Set up a Two-Factor Authentication for a more secure login in Primo Payroll.

Follow the below steps to Enforce Two-Factor Authentication in a Primo Payroll Company.

1.    Enforce Two-Factor Authentication (2FA) in a payroll company.

Settings --> Users --> Enforce 2FA --> Yes --> Save

2. User Setup & Verification: 

When the users log in, they’ll see the below screen. They can set up and verify the 2FA straight away or set up later (maximum of 3 skips allowed). 

Setup 2FA: The users should set up the 2FA by downloading the Google or Microsoft Authenticator on their mobile device and scanning the below QR code or typing the manual setup code (beneath the QR code) and then clicking ‘Next’. 

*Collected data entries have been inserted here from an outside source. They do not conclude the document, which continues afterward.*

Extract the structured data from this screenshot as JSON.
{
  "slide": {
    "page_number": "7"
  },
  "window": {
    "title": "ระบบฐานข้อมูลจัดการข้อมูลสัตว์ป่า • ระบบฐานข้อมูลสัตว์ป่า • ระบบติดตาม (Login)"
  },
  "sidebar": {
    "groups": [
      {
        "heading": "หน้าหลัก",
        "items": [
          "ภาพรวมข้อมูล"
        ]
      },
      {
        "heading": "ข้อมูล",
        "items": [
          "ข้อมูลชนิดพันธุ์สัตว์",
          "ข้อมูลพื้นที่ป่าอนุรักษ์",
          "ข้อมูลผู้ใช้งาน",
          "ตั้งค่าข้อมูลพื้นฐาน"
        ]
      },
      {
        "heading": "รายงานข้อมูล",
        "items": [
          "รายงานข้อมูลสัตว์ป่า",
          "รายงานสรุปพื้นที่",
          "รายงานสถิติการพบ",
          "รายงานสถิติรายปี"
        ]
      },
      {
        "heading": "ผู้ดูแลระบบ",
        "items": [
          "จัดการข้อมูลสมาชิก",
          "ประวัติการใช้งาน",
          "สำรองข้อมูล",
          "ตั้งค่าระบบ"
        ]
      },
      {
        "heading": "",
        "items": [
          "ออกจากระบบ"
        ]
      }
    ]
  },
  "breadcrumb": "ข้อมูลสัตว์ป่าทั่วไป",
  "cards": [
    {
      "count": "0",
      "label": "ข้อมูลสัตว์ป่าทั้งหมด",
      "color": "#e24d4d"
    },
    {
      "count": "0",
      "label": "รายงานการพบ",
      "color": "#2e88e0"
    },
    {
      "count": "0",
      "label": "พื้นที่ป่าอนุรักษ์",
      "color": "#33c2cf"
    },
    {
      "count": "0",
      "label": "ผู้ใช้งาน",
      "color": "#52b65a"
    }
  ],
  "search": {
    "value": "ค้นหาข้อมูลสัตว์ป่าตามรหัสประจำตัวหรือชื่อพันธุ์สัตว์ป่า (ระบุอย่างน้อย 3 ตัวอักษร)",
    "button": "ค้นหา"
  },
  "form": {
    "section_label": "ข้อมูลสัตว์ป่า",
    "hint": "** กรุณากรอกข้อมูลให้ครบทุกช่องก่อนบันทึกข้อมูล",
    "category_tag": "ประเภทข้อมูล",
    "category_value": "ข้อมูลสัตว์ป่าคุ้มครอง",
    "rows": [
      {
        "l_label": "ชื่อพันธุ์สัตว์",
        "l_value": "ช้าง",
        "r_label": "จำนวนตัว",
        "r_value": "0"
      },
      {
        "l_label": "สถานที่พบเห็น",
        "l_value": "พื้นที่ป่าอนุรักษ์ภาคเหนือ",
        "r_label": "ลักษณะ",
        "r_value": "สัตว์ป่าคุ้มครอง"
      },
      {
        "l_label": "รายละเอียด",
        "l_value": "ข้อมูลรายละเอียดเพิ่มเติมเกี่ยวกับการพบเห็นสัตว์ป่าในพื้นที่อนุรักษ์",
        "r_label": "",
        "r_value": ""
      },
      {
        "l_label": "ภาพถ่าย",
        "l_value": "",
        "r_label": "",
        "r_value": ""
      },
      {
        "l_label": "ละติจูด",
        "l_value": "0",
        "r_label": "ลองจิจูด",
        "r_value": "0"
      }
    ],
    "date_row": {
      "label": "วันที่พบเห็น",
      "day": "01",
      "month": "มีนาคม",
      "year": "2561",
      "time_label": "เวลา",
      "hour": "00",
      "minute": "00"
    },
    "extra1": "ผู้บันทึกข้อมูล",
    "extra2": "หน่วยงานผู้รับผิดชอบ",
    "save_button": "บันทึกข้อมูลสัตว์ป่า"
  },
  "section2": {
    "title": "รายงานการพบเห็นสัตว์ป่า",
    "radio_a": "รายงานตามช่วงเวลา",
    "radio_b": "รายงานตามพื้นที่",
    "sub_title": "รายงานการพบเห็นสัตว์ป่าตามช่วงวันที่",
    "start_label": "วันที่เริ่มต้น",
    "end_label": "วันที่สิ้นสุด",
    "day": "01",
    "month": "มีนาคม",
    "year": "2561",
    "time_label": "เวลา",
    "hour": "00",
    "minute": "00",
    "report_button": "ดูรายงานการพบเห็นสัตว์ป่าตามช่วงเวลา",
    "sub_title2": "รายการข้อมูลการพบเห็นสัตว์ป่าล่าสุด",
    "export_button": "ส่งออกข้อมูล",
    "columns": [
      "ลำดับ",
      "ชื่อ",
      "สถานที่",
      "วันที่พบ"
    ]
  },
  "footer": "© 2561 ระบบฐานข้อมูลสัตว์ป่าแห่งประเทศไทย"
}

Verify 2FA: Open the Google or Microsoft Authenticator and it will display a six-digit code. This code should be entered in the box shown in the below screenshot. Remember that this code is valid only for the time limit shown on the authenticator app (approx. 30 seconds) and the authenticator will change the code every 30 seconds. Do note that the code should be verified within that 30 seconds or else you’ll have to try with a new code again. 

Also, remember to store the ‘Backup Code’ in a secure location. This code can be used when you’re having issues connecting to the Google or Microsoft Authenticator app to get the code.

 On clicking ‘Finish’, the portal will log off and the user should use the 2FA to log in again. 

3. User login:

After entering the Username, the program will show the below 2FA screen. On entering the code, the user will be allowed to enter their Password and PIN on the Primo Portal.

If the user has issues connecting to the Google or Microsoft Authenticator app to get the code, they can click the 'Problems getting your code?' and enter the backup code instead and click 'Verify Code'. 

4. Reset Two-Factor Authentication

Settings --> Users --> Select the user --> Reset 2FA

The user's 2FA can be reset by clicking the 'Reset 2FA' and the user will have to set up his 2FA again.